The rubble was cleared by the Trümmerfrauen—German women conscripted into postwar labor to remove it by hand.

He thought, too, of the Iroquoian villages of what is now New York and Ontario—longhouse settlements periodically dismantled, burned, and moved by their own occupants. This was not collapse. It was practice. Decisions made in council. Consensus reached. Soil exhausted, circumstances changed, and the people moved on together. The Iroquois Confederacy itself was famously participatory, often cited—rightly or wrongly—as a model admired by later democrats.

Fire, departure, continuity. No insistence on rebuilding on the same spot. No obligation to explain the past to itself.

From the Haudenosaunee longhouse to Cucuteni–Trypillia Old Europe: peace, love, understanding, and a long experiment in consensus—ending, as it often did, in ritual fire.

Democracy, by comparison, seemed unable to leave a place alone. It destroyed, rebuilt, straightened, annotated, and normalized—whether through bombs in wartime or through neglect, addiction, administrative drift, and slow infrastructural failure in peace.

The Initiate could see how someone might conclude that democracy destroys cities. The evidence tempted the conclusion: spectacularly in war, quietly in peace. He could not blame anyone for reaching it.

And yet he stopped short.

Halifax. A homeless encampment in the park—orderly, calm, almost English. An improvement over total destruction—or the earliest stage of it.

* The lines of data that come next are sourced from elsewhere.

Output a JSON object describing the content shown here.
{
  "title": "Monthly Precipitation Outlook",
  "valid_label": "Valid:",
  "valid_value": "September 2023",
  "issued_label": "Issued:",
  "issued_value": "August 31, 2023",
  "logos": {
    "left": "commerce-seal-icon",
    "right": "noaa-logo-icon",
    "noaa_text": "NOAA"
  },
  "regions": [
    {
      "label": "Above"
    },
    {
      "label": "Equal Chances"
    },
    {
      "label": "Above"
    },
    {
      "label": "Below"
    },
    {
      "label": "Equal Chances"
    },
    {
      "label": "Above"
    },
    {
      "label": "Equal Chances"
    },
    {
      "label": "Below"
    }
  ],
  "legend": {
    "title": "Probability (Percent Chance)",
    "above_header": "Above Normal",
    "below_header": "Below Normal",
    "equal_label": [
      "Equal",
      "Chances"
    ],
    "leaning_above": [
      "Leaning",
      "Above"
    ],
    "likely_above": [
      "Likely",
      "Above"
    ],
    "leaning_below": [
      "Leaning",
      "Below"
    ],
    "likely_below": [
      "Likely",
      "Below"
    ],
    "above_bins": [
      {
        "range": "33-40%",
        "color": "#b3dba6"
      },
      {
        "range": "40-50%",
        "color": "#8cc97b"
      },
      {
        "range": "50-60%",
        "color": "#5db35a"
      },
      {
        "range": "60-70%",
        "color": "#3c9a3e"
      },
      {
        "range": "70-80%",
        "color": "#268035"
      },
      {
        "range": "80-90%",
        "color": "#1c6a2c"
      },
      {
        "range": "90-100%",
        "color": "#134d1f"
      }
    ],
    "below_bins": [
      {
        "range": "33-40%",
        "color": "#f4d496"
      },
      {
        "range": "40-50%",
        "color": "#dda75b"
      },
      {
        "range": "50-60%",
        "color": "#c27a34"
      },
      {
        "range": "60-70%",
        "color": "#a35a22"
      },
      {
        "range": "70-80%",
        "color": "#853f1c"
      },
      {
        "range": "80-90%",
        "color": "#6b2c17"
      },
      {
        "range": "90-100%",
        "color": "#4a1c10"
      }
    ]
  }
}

Because what Vito was doing—what he continued to do, megaphone raised—was not declaring a law of history. He was pointing at a record. A pattern that recurred often enough to be noticed, but not yet enough to be settled.

Vito reached the end of the observation and began again.

Every. Single. Time.

The Accidental Initiate moved on—not because the thought had resolved, but because it hadn’t. Some observations were not meant to harden into positions. They were meant to be encountered again, from different streets, at different speeds, until one could tell whether the pattern was structural—or simply unfinished.

Behind him, Vito kept counting. Not condemning. Not defending.

And I, the Accidental Initiate am just noticing, too.